It's difficult to pinpoint the root of Rushmore's offbeat sensibility, but the movie's visual style has something to do with it. A comedy directed by Wes Anderson and co-written by Anderson and Owen Wilson, Rushmore is distinguished by its anamorphic format and use of wide-angle lenses, as well as by Bill Murray and newcomer Jason Schwartzman's droll performances. Anderson laid a few obstacles in DP Robert Yeoman's path: He wanted the film to be widescreen, but he also wanted depth of field. That meant lots of light, most of which had to be crammed into practical locations.
"We liked the widescreen because we could get more characters within the frame," says Yeoman, who also shot Anderson and Wilson's debut feature collaboration, Bottle Rocket. "It allowed us to do more interesting compositions, and sometimes use the blocking of the actors as opposed to making more cuts." During the film's closing sequence at a school dance, for example, Yeoman manages to encompass seven or eight main characters in one frame. "You couldn't do that in 1:1.85 effectively," he says.
The wide lenses, which give the actors' faces a slight, comical bulge in closeup, are a personal quirk of Anderson's. "He just likes the look," says Yeoman. "We used a 40mm anamorphic lens, which is like a 20mm spherical lens, most of the time. On the closeups of [female lead] Olivia Williams, sometimes we put up a longer lens, just to be more flattering."
Rushmore is the story of Max Fischer (Schwartzman), a 15-year-old scholarship enrollee at the titular private academy. Max, a mediocre student but extracurricular overachiever, suffers many tribulations: He befriends a local steel tycoon (Murray) who falls in love with the first-grade teacher (Williams) for whom Max pines, and he is kicked out of Rushmore and must attend public school.
Yeoman and Anderson chose a warm look, with quarter-CTO on the lights, for Rushmore Academy, which was represented onscreen by the director's high school alma mater, St. John's in Houston. The public school, shot at another Houston location, was given a "much cooler, flatter lighting style," says the DP. Everywhere, a large amount of light was needed for depth of field. "We were shooting interiors at f5.6 or 8. At the public school, we doubled the overhead fluorescents, changing them out to have Kino Flo daylight globes. We were using 12k HMIs, and for tungsten lights, we were using Mole-Richardson Maxi Brutes and 10ks. It was tough--when you start bringing lights into a room, the room gets very small very quickly."

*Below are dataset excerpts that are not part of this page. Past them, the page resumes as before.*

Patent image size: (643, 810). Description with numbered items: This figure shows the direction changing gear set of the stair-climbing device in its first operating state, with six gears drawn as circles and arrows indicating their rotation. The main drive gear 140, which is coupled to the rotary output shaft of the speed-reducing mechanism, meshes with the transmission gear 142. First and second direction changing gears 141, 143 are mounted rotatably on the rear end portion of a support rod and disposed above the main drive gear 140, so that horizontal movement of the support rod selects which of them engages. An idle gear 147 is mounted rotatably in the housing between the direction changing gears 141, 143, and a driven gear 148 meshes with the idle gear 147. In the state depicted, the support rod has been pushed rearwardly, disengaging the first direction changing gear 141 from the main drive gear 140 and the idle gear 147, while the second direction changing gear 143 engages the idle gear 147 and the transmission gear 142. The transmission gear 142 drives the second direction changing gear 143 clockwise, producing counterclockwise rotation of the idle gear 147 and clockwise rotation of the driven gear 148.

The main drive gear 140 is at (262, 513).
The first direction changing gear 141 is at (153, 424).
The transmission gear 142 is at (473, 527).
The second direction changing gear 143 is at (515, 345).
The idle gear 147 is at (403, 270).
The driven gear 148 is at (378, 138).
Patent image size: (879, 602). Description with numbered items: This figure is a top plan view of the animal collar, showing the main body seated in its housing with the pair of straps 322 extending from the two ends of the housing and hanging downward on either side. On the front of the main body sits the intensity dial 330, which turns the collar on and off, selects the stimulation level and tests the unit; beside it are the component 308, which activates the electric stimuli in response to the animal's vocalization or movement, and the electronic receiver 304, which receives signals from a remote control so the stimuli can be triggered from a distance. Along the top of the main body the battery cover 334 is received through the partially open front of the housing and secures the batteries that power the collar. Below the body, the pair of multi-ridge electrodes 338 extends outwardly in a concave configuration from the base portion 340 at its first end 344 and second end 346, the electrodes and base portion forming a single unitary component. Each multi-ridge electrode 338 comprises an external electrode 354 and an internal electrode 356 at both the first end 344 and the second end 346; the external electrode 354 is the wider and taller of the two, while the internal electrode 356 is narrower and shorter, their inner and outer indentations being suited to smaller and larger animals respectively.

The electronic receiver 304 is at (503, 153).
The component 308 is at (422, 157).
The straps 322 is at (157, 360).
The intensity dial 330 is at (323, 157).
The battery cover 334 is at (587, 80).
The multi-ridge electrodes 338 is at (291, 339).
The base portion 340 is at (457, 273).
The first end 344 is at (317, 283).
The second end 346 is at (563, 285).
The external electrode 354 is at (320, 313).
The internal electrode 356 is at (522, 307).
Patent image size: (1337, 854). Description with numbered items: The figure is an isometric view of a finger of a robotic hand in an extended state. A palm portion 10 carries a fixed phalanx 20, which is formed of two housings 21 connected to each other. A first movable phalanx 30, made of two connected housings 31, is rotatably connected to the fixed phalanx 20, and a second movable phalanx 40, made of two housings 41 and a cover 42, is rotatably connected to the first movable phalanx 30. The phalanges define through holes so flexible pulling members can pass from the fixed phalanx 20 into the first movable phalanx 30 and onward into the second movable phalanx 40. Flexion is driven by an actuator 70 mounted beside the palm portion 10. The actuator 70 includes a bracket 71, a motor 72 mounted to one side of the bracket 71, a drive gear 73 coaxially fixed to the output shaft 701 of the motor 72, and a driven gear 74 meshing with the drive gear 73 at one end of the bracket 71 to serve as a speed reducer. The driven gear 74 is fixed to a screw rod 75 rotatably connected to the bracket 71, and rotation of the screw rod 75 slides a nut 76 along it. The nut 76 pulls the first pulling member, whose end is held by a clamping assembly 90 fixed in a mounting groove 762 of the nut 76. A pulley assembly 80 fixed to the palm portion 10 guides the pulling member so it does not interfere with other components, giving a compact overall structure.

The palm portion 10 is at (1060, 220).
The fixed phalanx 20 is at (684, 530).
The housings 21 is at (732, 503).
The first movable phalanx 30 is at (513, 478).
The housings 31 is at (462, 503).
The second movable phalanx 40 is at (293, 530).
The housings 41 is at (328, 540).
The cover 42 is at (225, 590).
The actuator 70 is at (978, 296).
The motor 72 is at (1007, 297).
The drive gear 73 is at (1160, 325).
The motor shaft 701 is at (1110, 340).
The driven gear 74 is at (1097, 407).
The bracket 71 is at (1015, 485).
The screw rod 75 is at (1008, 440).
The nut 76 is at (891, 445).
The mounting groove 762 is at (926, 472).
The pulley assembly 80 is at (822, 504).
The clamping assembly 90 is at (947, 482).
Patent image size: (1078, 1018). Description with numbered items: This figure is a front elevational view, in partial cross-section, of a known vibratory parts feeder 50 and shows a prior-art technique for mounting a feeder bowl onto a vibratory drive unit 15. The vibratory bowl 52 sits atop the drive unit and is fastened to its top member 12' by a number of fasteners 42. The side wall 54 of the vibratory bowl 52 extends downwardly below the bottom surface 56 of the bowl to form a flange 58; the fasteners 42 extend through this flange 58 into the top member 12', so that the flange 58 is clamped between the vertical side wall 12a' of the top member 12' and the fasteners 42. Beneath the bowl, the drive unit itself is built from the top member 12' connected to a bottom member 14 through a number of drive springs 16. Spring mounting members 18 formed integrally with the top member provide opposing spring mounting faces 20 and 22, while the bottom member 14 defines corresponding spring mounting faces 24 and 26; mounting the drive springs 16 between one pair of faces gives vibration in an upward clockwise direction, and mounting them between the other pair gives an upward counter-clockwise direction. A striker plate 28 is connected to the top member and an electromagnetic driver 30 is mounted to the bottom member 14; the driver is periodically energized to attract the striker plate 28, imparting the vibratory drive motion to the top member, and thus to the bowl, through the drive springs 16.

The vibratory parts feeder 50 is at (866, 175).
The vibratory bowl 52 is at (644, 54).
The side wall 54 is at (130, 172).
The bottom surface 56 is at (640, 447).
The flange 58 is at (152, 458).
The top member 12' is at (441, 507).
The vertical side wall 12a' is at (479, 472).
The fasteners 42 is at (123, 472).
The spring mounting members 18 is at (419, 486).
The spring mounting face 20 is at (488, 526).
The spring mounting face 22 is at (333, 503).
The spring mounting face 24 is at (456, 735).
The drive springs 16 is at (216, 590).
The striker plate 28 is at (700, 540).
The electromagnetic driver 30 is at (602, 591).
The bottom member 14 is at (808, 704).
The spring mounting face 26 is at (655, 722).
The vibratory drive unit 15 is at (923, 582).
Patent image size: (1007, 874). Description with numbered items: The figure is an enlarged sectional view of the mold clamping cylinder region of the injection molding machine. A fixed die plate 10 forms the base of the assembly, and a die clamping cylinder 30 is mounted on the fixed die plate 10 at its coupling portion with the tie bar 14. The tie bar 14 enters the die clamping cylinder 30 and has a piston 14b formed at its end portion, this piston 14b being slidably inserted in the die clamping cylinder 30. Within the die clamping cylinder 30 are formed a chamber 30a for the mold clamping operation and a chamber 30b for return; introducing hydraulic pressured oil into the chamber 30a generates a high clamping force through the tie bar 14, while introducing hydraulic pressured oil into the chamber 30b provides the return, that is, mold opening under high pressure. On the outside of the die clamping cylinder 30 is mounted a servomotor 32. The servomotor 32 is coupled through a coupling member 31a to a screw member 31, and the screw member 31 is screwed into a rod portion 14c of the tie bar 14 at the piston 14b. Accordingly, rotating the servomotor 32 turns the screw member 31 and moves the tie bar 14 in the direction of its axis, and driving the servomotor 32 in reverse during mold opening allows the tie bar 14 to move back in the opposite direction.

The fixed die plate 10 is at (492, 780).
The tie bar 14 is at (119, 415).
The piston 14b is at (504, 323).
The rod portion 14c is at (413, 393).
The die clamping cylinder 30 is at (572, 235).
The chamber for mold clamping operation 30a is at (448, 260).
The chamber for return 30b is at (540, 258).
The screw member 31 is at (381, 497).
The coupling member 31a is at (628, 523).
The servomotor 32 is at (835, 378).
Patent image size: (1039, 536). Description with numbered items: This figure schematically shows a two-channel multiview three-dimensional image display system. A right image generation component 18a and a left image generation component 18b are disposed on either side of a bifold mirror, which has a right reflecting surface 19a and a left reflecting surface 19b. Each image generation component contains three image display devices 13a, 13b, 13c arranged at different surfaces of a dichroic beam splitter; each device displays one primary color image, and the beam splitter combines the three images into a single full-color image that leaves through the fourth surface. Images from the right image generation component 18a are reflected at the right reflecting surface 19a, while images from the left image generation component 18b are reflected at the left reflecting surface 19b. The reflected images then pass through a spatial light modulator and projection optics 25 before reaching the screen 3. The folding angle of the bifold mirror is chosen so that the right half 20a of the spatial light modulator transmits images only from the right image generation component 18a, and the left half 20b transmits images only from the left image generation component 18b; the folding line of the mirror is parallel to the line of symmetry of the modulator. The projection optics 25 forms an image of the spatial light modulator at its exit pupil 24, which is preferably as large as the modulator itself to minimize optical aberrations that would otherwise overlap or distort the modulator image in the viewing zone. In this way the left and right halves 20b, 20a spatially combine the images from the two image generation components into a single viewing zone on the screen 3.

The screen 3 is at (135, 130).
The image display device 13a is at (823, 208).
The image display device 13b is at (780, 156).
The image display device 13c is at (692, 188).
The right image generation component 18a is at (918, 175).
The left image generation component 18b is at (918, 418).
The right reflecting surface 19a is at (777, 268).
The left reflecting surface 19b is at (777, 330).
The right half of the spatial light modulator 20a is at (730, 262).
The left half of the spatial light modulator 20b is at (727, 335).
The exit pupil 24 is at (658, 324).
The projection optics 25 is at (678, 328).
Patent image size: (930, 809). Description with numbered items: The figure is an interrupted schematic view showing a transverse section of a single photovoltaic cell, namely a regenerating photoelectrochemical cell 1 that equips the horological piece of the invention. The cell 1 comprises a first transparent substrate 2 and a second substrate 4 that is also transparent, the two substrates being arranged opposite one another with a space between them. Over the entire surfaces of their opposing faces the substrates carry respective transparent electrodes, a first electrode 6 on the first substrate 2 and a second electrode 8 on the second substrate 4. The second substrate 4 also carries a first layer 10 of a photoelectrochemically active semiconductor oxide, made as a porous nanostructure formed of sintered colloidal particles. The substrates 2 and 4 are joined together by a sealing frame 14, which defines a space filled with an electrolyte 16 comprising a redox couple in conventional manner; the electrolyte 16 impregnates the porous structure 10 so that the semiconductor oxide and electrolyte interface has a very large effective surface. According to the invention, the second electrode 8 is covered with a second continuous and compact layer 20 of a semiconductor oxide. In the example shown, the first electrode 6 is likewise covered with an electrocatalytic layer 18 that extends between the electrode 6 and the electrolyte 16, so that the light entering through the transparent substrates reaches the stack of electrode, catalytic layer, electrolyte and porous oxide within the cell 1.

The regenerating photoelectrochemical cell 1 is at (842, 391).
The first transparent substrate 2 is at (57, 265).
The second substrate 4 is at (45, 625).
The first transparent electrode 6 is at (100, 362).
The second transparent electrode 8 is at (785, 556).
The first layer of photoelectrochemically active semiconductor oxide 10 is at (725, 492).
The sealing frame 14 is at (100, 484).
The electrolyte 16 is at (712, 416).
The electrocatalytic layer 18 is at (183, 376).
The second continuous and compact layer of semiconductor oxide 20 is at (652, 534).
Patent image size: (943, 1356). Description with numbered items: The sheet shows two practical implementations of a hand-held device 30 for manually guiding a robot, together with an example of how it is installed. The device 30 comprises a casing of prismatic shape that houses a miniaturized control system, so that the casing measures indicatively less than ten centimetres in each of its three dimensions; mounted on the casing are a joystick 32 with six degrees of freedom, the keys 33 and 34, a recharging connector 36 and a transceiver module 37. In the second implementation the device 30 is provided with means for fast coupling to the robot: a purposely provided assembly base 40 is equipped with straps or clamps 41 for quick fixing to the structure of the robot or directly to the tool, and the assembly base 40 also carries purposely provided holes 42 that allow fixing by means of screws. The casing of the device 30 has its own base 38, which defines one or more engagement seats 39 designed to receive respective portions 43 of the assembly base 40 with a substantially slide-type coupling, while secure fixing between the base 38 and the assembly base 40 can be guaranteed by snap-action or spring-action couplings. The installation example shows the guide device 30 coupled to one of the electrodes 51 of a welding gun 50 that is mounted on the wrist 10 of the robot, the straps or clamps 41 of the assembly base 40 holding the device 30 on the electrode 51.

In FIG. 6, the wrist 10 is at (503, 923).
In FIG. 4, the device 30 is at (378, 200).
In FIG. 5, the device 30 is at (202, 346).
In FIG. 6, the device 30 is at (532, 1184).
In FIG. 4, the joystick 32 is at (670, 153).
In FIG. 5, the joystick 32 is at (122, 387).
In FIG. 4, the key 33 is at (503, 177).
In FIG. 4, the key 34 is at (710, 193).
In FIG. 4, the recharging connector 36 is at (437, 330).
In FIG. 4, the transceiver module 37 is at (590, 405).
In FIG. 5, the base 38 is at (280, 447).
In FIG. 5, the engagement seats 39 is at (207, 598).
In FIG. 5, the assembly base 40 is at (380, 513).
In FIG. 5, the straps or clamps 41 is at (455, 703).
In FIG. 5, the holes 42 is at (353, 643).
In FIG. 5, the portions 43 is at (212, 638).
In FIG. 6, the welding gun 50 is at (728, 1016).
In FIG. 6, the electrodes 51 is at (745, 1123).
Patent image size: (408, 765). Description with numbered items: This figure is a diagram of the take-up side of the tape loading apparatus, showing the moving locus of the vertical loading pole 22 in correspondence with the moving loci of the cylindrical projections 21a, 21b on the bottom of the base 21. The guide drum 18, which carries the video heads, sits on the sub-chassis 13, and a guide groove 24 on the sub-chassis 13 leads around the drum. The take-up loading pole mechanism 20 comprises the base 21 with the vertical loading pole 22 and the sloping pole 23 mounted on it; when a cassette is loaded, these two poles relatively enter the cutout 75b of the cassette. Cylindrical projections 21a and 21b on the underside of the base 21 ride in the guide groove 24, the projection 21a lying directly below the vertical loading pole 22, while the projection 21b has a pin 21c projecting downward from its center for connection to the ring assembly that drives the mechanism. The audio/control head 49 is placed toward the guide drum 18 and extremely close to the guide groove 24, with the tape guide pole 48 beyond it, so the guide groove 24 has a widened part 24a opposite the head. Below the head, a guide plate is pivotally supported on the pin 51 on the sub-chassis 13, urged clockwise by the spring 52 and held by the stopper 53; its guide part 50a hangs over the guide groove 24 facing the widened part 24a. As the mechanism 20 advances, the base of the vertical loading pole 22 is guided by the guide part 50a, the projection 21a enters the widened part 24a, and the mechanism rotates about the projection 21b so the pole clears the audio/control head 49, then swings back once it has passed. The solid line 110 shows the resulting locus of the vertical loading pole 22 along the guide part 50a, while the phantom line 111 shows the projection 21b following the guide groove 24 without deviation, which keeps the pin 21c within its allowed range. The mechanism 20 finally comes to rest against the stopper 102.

Highlights of the film include a couple of student plays written by, directed by, and starring Max. One is a literally explosive Vietnam War extravaganza: "Wes wanted it to be like Apocalypse Now," says Yeoman, whose other credits include Drugstore Cowboy, Permanent Midnight, and the upcoming Kevin Smith film Dogma. "It was all tungsten lighting, with color gels, very dramatic." Another, Max's version of the Serpico story, "was more student-y, and much less grand in the lighting. But the kids in it were St. John's kids. I think the school looked at it as a chance for them to have a different experience."
Rushmore, one of the hits of the 1998 New York Film Festival, was released last month by Touchstone Pictures.